The travel industry vertical has joined automotive and financial services a top category for more precise consumer targeting and outcomes measurement via digital video. Nonetheless, there’s a still a lot of “heavy lifting” going on as brand marketers try to best identify their target audiences with first- and third-party data, according to Experian’s Brad Danaher.
During a break at the recent Beet.TV Leadership Summit titled Outcomes, presented by video marketing technology provider Eyeview, the Television Partnership Director for Experian shares his insights on product and service category success stories and what lies ahead.
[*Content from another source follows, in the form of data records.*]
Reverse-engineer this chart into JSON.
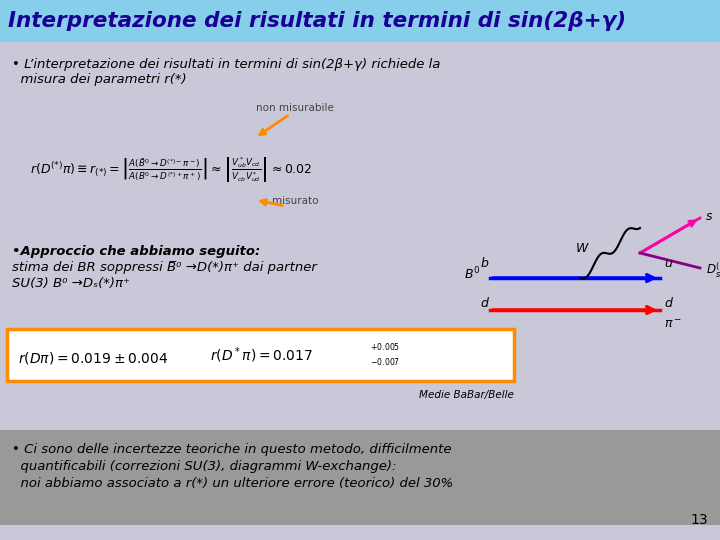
{
  "title": "Interpretazione dei risultati in termini di sin(2β+γ)",
  "title_color": "#1a0096",
  "title_bg": "#87CEEB",
  "bg_color": "#C8C8D8",
  "bullet1_line1": "• L’interpretazione dei risultati in termini di sin(2β+γ) richiede la",
  "bullet1_line2": "  misura dei parametri r(*)",
  "label_non_mis": "non misurabile",
  "label_mis": "misurato",
  "bullet2_line1": "•Approccio che abbiamo seguito:",
  "bullet2_line2": "stima dei BR soppressi B̅⁰ →D(*)π⁺ dai partner",
  "bullet2_line3": "SU(3) B⁰ →Dₛ(*)π⁺",
  "medie": "Medie BaBar/Belle",
  "bullet3_line1": "• Ci sono delle incertezze teoriche in questo metodo, difficilmente",
  "bullet3_line2": "  quantificabili (correzioni SU(3), diagrammi W-exchange):",
  "bullet3_line3": "  noi abbiamo associato a r(*) un ulteriore errore (teorico) del 30%",
  "page_num": "13",
  "box_border_color": "#FF8C00",
  "bottom_bg": "#999999",
  "arrow_color": "#FF8C00"
}
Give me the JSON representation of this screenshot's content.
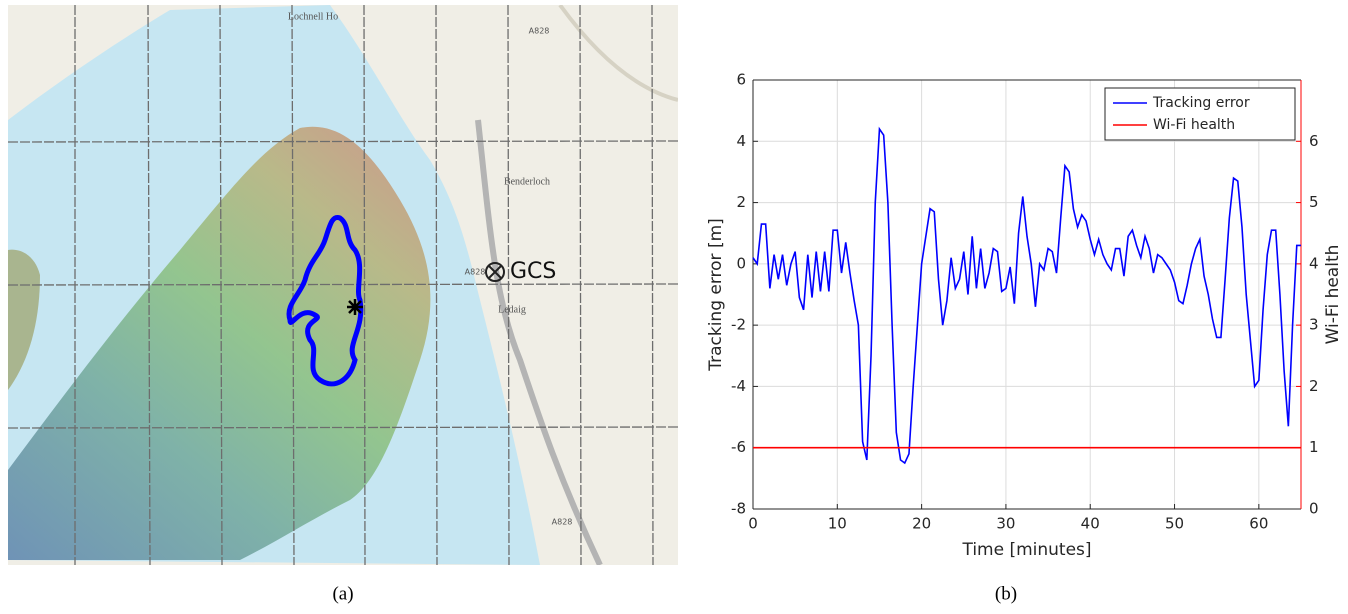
{
  "map": {
    "labels": [
      "Lochnell Ho",
      "Benderloch",
      "Ledaig",
      "A828",
      "A828",
      "A828"
    ],
    "marker_label": "GCS"
  },
  "captions": [
    "(a)",
    "(b)"
  ],
  "chart_data": {
    "type": "line",
    "xlabel": "Time [minutes]",
    "ylabel": "Tracking error [m]",
    "y2label": "Wi-Fi health",
    "xlim": [
      0,
      65
    ],
    "xticks": [
      0,
      10,
      20,
      30,
      40,
      50,
      60
    ],
    "ylim": [
      -8,
      6
    ],
    "yticks": [
      -8,
      -6,
      -4,
      -2,
      0,
      2,
      4,
      6
    ],
    "y2lim": [
      0,
      7
    ],
    "y2ticks": [
      0,
      1,
      2,
      3,
      4,
      5,
      6
    ],
    "grid": true,
    "legend": "upper right",
    "series": [
      {
        "name": "Tracking error",
        "color": "#0000ff",
        "x": [
          0,
          0.5,
          1,
          1.5,
          2,
          2.5,
          3,
          3.5,
          4,
          4.5,
          5,
          5.5,
          6,
          6.5,
          7,
          7.5,
          8,
          8.5,
          9,
          9.5,
          10,
          10.5,
          11,
          11.5,
          12,
          12.5,
          13,
          13.5,
          14,
          14.5,
          15,
          15.5,
          16,
          16.5,
          17,
          17.5,
          18,
          18.5,
          19,
          19.5,
          20,
          21,
          21.5,
          22,
          22.5,
          23,
          23.5,
          24,
          24.5,
          25,
          25.5,
          26,
          26.5,
          27,
          27.5,
          28,
          28.5,
          29,
          29.5,
          30,
          30.5,
          31,
          31.5,
          32,
          32.5,
          33,
          33.5,
          34,
          34.5,
          35,
          35.5,
          36,
          36.5,
          37,
          37.5,
          38,
          38.5,
          39,
          39.5,
          40,
          40.5,
          41,
          41.5,
          42,
          42.5,
          43,
          43.5,
          44,
          44.5,
          45,
          45.5,
          46,
          46.5,
          47,
          47.5,
          48,
          48.5,
          49,
          49.5,
          50,
          50.5,
          51,
          51.5,
          52,
          52.5,
          53,
          53.5,
          54,
          54.5,
          55,
          55.5,
          56,
          56.5,
          57,
          57.5,
          58,
          58.5,
          59,
          59.5,
          60,
          60.5,
          61,
          61.5,
          62,
          62.5,
          63,
          63.5,
          64,
          64.5,
          65
        ],
        "values": [
          0.2,
          0,
          1.3,
          1.3,
          -0.8,
          0.3,
          -0.5,
          0.3,
          -0.7,
          0,
          0.4,
          -1.1,
          -1.5,
          0.3,
          -1.1,
          0.4,
          -0.9,
          0.4,
          -0.9,
          1.1,
          1.1,
          -0.3,
          0.7,
          -0.3,
          -1.2,
          -2,
          -5.8,
          -6.4,
          -3,
          2,
          4.4,
          4.2,
          2,
          -2,
          -5.5,
          -6.4,
          -6.5,
          -6.2,
          -4,
          -2,
          0,
          1.8,
          1.7,
          -0.5,
          -2,
          -1.2,
          0.2,
          -0.8,
          -0.5,
          0.4,
          -1,
          0.9,
          -0.8,
          0.5,
          -0.8,
          -0.3,
          0.5,
          0.4,
          -0.9,
          -0.8,
          -0.1,
          -1.3,
          1,
          2.2,
          0.9,
          0,
          -1.4,
          0,
          -0.2,
          0.5,
          0.4,
          -0.3,
          1.5,
          3.2,
          3,
          1.8,
          1.2,
          1.6,
          1.4,
          0.8,
          0.3,
          0.8,
          0.3,
          0,
          -0.2,
          0.5,
          0.5,
          -0.4,
          0.9,
          1.1,
          0.6,
          0.2,
          0.9,
          0.5,
          -0.3,
          0.3,
          0.2,
          0,
          -0.2,
          -0.6,
          -1.2,
          -1.3,
          -0.7,
          0,
          0.5,
          0.8,
          -0.4,
          -1,
          -1.8,
          -2.4,
          -2.4,
          -0.5,
          1.5,
          2.8,
          2.7,
          1.2,
          -1,
          -2.5,
          -4,
          -3.8,
          -1.5,
          0.3,
          1.1,
          1.1,
          -1,
          -3.5,
          -5.3,
          -2,
          0.6,
          0.6
        ]
      },
      {
        "name": "Wi-Fi health",
        "color": "#ff0000",
        "axis": "y2",
        "x": [
          0,
          65
        ],
        "values": [
          1,
          1
        ]
      }
    ]
  }
}
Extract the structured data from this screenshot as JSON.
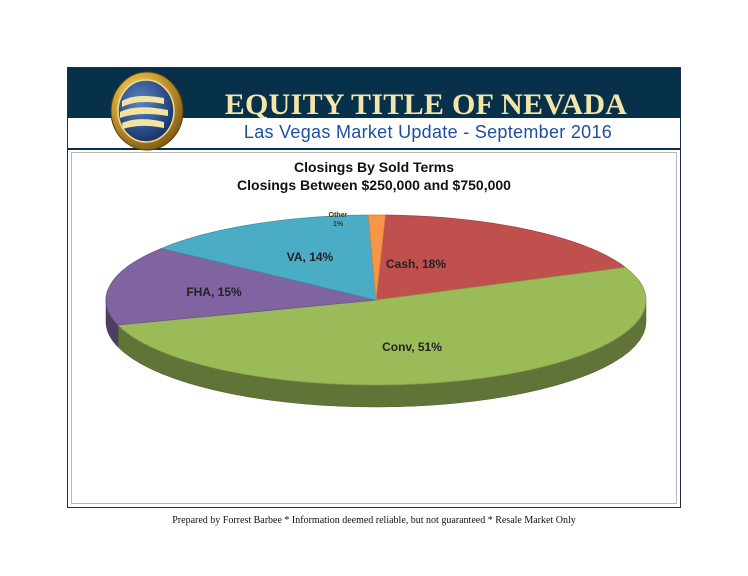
{
  "header": {
    "company": "EQUITY TITLE OF NEVADA",
    "subtitle": "Las Vegas Market Update - September 2016"
  },
  "footer": {
    "note": "Prepared by Forrest Barbee * Information deemed reliable, but not guaranteed * Resale Market Only"
  },
  "colors": {
    "banner": "#07304a",
    "company_text": "#f5e6a8",
    "subtitle_text": "#1f4ea0"
  },
  "chart_data": {
    "type": "pie",
    "title": "Closings By Sold Terms",
    "subtitle": "Closings Between $250,000 and $750,000",
    "slices": [
      {
        "label": "Cash",
        "value": 18,
        "display": "Cash, 18%",
        "color": "#c0504d"
      },
      {
        "label": "Conv",
        "value": 51,
        "display": "Conv, 51%",
        "color": "#9bbb59"
      },
      {
        "label": "FHA",
        "value": 15,
        "display": "FHA, 15%",
        "color": "#8064a2"
      },
      {
        "label": "VA",
        "value": 14,
        "display": "VA, 14%",
        "color": "#4bacc6"
      },
      {
        "label": "Other",
        "value": 1,
        "display": "Other 1%",
        "color": "#f79646"
      }
    ],
    "three_d": true,
    "legend": "none"
  }
}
Automotive, which is “a big TV category in general, is prime territory for consumer targeting and outcomes measurement, according to Danaher. “That’s been a huge success because even half a percent lift will drive thousands of extra cars sold, so that’s been a big win,” Danaher says in response to a question by Matt Prohaska of Prohaska Consulting.
Financial services, which has a lot of metrics inherent in the business, has been “a big category for us and interestingly, travel has been maybe not number three but it’s certainly significant,” Danaher explains.
Asked about the pricing model for using third-party targeting and measurement data, Danaher cites the usage model adopted by Experian and other third-party data providers. A big advantage is no major upfront commitment of budget.
“Since we’re measuring all of it we can see what works. And then they usually come back and buy more of what works. That usage model has really enabled a lot of people,” says Danaher.
What would he like to see 12 to 24 months from now in terms of industry progression on audience targeting and measurement? “The dream would be a cross-media campaign using an Experian segment in TV online and mobile,” he says.
“Right now there’s a lot of heavy lifting still” as brands seek the best data to define and target audiences. “Twelve months from now the ideal would be if the advertiser knows their metrics, they know what data to use and they know what they’re doing and it’s fast, smooth and efficient,” Danaher says.